Then again if we're making it a standard, I guess we could add that as part of the "hiccup spec" and just accept :='s by default.

How does that sound?

escherize avatar May 20 '25 21:05 escherize

I think that's good, as it means there will be a common baseline for handling raw strings. I was also thinking a formal Hiccup specification document would be a good idea.

weavejester avatar May 20 '25 21:05 weavejester

Found another hiccup here: https://github.com/onionpancakes/chassis so I'm pinging @onionpancakes too.

borkdude avatar May 27 '25 12:05 borkdude

I'm hesitant to overload global keywords for non-elements as a default, so I'm going to stay on the hammock for now. Currently in chassis, users can override a protocol to implement this feature for themselves.

onionpancakes avatar May 29 '25 07:05 onionpancakes

users can override a protocol to implement this feature for themselves

Just to re-iterate, the idea is to have a non-library-specific way of doing this so other libraries can produce standard hiccup without tying it to one specific implementation. So a library-specific function or protocol wouldn't solve that problem.

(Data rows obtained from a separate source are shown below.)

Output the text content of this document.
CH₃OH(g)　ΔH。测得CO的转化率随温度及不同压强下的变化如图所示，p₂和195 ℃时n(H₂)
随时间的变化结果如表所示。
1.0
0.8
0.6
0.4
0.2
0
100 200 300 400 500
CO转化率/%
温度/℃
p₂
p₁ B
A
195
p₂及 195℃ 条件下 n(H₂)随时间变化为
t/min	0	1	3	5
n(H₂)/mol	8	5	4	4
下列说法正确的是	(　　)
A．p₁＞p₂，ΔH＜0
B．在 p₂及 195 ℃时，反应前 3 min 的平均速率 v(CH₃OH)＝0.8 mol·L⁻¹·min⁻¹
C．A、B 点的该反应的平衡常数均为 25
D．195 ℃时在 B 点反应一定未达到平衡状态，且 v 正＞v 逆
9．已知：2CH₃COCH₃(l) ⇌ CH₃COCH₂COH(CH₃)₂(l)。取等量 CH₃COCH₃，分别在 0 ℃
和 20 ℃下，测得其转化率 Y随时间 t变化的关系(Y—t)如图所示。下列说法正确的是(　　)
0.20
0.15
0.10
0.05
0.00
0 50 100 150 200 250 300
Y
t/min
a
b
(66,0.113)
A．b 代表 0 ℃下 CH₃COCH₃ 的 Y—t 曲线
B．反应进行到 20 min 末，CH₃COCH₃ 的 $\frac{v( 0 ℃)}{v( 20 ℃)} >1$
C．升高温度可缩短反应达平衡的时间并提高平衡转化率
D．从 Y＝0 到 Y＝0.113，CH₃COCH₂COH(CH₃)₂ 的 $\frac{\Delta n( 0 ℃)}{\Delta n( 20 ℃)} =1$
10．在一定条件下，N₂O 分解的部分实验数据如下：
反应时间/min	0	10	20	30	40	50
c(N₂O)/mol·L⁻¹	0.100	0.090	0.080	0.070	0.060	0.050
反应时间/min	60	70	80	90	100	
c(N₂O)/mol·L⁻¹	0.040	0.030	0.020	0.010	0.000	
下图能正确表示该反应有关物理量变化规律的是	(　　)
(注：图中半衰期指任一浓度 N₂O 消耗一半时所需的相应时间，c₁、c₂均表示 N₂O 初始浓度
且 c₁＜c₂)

I guess the library producing the hiccup could advice people to do a post-walk on the hiccup or have some configuration so produce the raw element, as an alternative solution.

borkdude avatar May 29 '25 08:05 borkdude

Here's another proposal which should be less controversial.

Replicant (@cjohansen's project) has a way of registering custom tags, something like:

(require '[replicant.alias :as ra])
(ra/register :foo/bar ...)

Then, when rendering hiccup, the [:foo/bar ...] element dispatches to a function that was registered. To solve the problem experienced in this issue, users could register [:raw/html ] or so to produce raw HTML using

(hiccup2/register-alias! :raw/html hiccup2/raw-string)

The nextjournal.markdown library could then produce [:raw/html ..] tags without depending on a specific library.

borkdude avatar Jun 18 '25 09:06 borkdude

Was the original proposal controversial?

Many libraries allow custom behavior, but isn't the point to decide upon a standard?

weavejester avatar Jun 18 '25 13:06 weavejester

You're right, without a standard you either need to configure the hiccup library or the library producing the hiccup (which is the case now with nextjournal.markdown), so making it configurable in the hiccup library is just moving the problem around. Standard we need.

borkdude avatar Jun 19 '25 08:06 borkdude